4 Paula Abdul will release a Hanukkah album featuring her famous single “Straight Up” reimagined as “Eight Up,” an ode to the Maccabees’ miraculous lamp.
5 Rachel Bloom, who wowed us with the fangirl anthem “F**k Me, Ray Bradbury” before hitting it big with her CW show, “Crazy Ex-Girlfriend,” will release an album of Bradbury-themed love songs. Highlights will include “I Burn for You Like Books Burn for Justice” (or “To Quell the Proletariat, Stop Asking Questions”) and “Something Wicked This Way Comes, If, Heh Heh, You Know What I Mean.”
6 Gloria Steinem will film a cameo for “Wonder Woman 2”; as fans anticipate the film’s 2019 release, she and Gal Gadot will begin a widely hyped web series called “Glori-ous Gals.”

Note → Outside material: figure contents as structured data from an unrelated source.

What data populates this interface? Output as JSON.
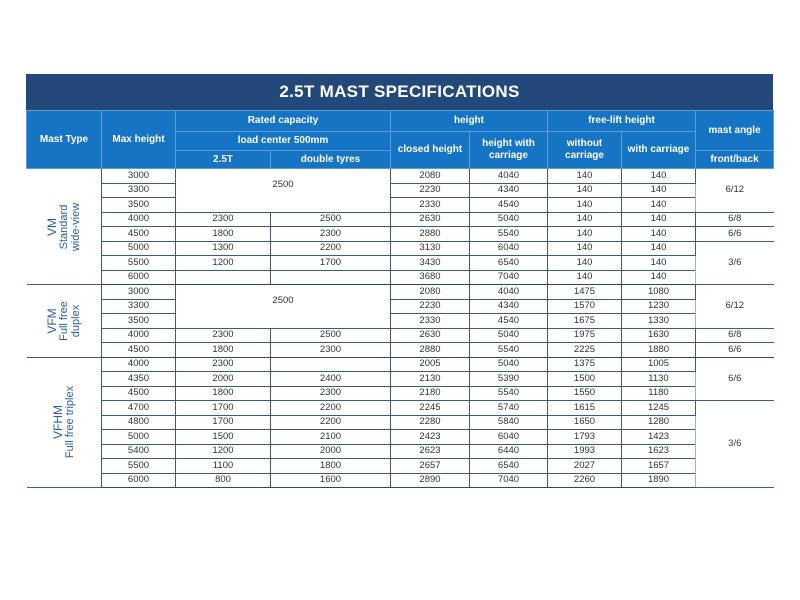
{
  "title": "2.5T MAST SPECIFICATIONS",
  "headers": {
    "mast_type": "Mast Type",
    "max_height": "Max height",
    "rated_capacity": "Rated capacity",
    "load_center": "load center 500mm",
    "cap_25t": "2.5T",
    "double_tyres": "double tyres",
    "height": "height",
    "closed_height": "closed height",
    "height_with_carriage": "height with carriage",
    "free_lift": "free-lift height",
    "without_carriage": "without carriage",
    "with_carriage": "with carriage",
    "mast_angle": "mast angle",
    "front_back": "front/back"
  },
  "groups": [
    {
      "type_lines": [
        "VM",
        "Standard",
        "wide-view"
      ],
      "cap_merged": {
        "rows": 3,
        "value": "2500"
      },
      "angles": [
        {
          "value": "6/12",
          "span": 3
        },
        {
          "value": "6/8",
          "span": 1
        },
        {
          "value": "6/6",
          "span": 1
        },
        {
          "value": "3/6",
          "span": 3
        }
      ],
      "rows": [
        {
          "max": "3000",
          "cap": "",
          "dbl": "",
          "closed": "2080",
          "hwc": "4040",
          "fl_wo": "140",
          "fl_w": "140"
        },
        {
          "max": "3300",
          "cap": "",
          "dbl": "",
          "closed": "2230",
          "hwc": "4340",
          "fl_wo": "140",
          "fl_w": "140"
        },
        {
          "max": "3500",
          "cap": "",
          "dbl": "",
          "closed": "2330",
          "hwc": "4540",
          "fl_wo": "140",
          "fl_w": "140"
        },
        {
          "max": "4000",
          "cap": "2300",
          "dbl": "2500",
          "closed": "2630",
          "hwc": "5040",
          "fl_wo": "140",
          "fl_w": "140"
        },
        {
          "max": "4500",
          "cap": "1800",
          "dbl": "2300",
          "closed": "2880",
          "hwc": "5540",
          "fl_wo": "140",
          "fl_w": "140"
        },
        {
          "max": "5000",
          "cap": "1300",
          "dbl": "2200",
          "closed": "3130",
          "hwc": "6040",
          "fl_wo": "140",
          "fl_w": "140"
        },
        {
          "max": "5500",
          "cap": "1200",
          "dbl": "1700",
          "closed": "3430",
          "hwc": "6540",
          "fl_wo": "140",
          "fl_w": "140"
        },
        {
          "max": "6000",
          "cap": "",
          "dbl": "",
          "closed": "3680",
          "hwc": "7040",
          "fl_wo": "140",
          "fl_w": "140"
        }
      ]
    },
    {
      "type_lines": [
        "VFM",
        "Full free",
        "duplex"
      ],
      "cap_merged": {
        "rows": 3,
        "value": "2500"
      },
      "angles": [
        {
          "value": "6/12",
          "span": 3
        },
        {
          "value": "6/8",
          "span": 1
        },
        {
          "value": "6/6",
          "span": 1
        }
      ],
      "rows": [
        {
          "max": "3000",
          "cap": "",
          "dbl": "",
          "closed": "2080",
          "hwc": "4040",
          "fl_wo": "1475",
          "fl_w": "1080"
        },
        {
          "max": "3300",
          "cap": "",
          "dbl": "",
          "closed": "2230",
          "hwc": "4340",
          "fl_wo": "1570",
          "fl_w": "1230"
        },
        {
          "max": "3500",
          "cap": "",
          "dbl": "",
          "closed": "2330",
          "hwc": "4540",
          "fl_wo": "1675",
          "fl_w": "1330"
        },
        {
          "max": "4000",
          "cap": "2300",
          "dbl": "2500",
          "closed": "2630",
          "hwc": "5040",
          "fl_wo": "1975",
          "fl_w": "1630"
        },
        {
          "max": "4500",
          "cap": "1800",
          "dbl": "2300",
          "closed": "2880",
          "hwc": "5540",
          "fl_wo": "2225",
          "fl_w": "1880"
        }
      ]
    },
    {
      "type_lines": [
        "VFHM",
        "Full free triplex"
      ],
      "cap_merged": null,
      "angles": [
        {
          "value": "6/6",
          "span": 3
        },
        {
          "value": "3/6",
          "span": 6
        }
      ],
      "rows": [
        {
          "max": "4000",
          "cap": "2300",
          "dbl": "",
          "closed": "2005",
          "hwc": "5040",
          "fl_wo": "1375",
          "fl_w": "1005"
        },
        {
          "max": "4350",
          "cap": "2000",
          "dbl": "2400",
          "closed": "2130",
          "hwc": "5390",
          "fl_wo": "1500",
          "fl_w": "1130"
        },
        {
          "max": "4500",
          "cap": "1800",
          "dbl": "2300",
          "closed": "2180",
          "hwc": "5540",
          "fl_wo": "1550",
          "fl_w": "1180"
        },
        {
          "max": "4700",
          "cap": "1700",
          "dbl": "2200",
          "closed": "2245",
          "hwc": "5740",
          "fl_wo": "1615",
          "fl_w": "1245"
        },
        {
          "max": "4800",
          "cap": "1700",
          "dbl": "2200",
          "closed": "2280",
          "hwc": "5840",
          "fl_wo": "1650",
          "fl_w": "1280"
        },
        {
          "max": "5000",
          "cap": "1500",
          "dbl": "2100",
          "closed": "2423",
          "hwc": "6040",
          "fl_wo": "1793",
          "fl_w": "1423"
        },
        {
          "max": "5400",
          "cap": "1200",
          "dbl": "2000",
          "closed": "2623",
          "hwc": "6440",
          "fl_wo": "1993",
          "fl_w": "1623"
        },
        {
          "max": "5500",
          "cap": "1100",
          "dbl": "1800",
          "closed": "2657",
          "hwc": "6540",
          "fl_wo": "2027",
          "fl_w": "1657"
        },
        {
          "max": "6000",
          "cap": "800",
          "dbl": "1600",
          "closed": "2890",
          "hwc": "7040",
          "fl_wo": "2260",
          "fl_w": "1890"
        }
      ]
    }
  ],
  "colors": {
    "title_bg": "#23497a",
    "header_bg": "#1574c4",
    "mast_type_text": "#2b5ca6"
  }
}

7 Despite the fact that she passed away in 2016, Carrie Fisher will manage to be the best thing about 2018, purely by the fact of having ever existed.
8 Roz Chast will release a book of frivolous yet pointed cartoons about Russian interference in the 2016 election, titled “Putin’s Punim.”
Snooki, who in 2014 learned she had Jewish ancestors — and reacted by informing her now-husband, who asked if she now celebrated Yom Kippur, that “Jewish is, like, a part of Europe” — will try desperately to make a Shabbat drama plotline happen on the upcoming “Jersey Shore” reboot, “Jersey Shore Family Vacation.”
10 Inspired by Snooki, Israeli producers will attempt a profoundly illadvised “Jersey Shore” remake called “Jaffa Shore.” Its tagline? “The only thing spicier than the drama is the shakshuka.”
11 Amy Sherman-Palladino, fresh off the success of the first season of her new Amazon show, “The Marvelous Mrs. Maisel” — in which the characters speak nearly as quickly as those on Sherman-Palladino’s breakout hit, “Gilmore Girls” — will attempt her most linguistically dizzying project yet: a fast-talking, punctuation-less Gertrude Stein biopic titled “Scintillating Sagacious Stein.”
12 Jamaica Kincaid will be tapped to head a new culture magazine in place of the one that Leon Wieseltier was intended to lead prior to revelations of his sexual misconduct. Its readers will promptly, blessedly forget that Wieseltier ever existed.
13 An Ayn Rand hologram will show up in the Senate in February and just, well, kind of stay there. After several weeks, Rand Paul will start referring to it as “baby.”
14 The late, great Dorothy Parker will find a second life as the subject of an unintelligible and wildly popular meme on Twitter.
15 Ivanka Trump will begin going by her middle name, Marie.
16 The band Haim will fulfill a wish expressed by Tovah Feldshuh on “Crazy Ex-Girlfriend” and write an absolute banger about Jewish suffering.
17 Annie Leibovitz will make headlines for exhibiting photographs of progressive activists disguised as members of the Trump family. The New York Times will call it a prescient examination of who is allowed access to the mechanisms of power, and why. Our president will nickname her Loopy Leibovitz. She will be thrilled.
18 Judy Blume will have a nice year. She seems like a nice person. We hope — cough, know — that 2018 will be great for her.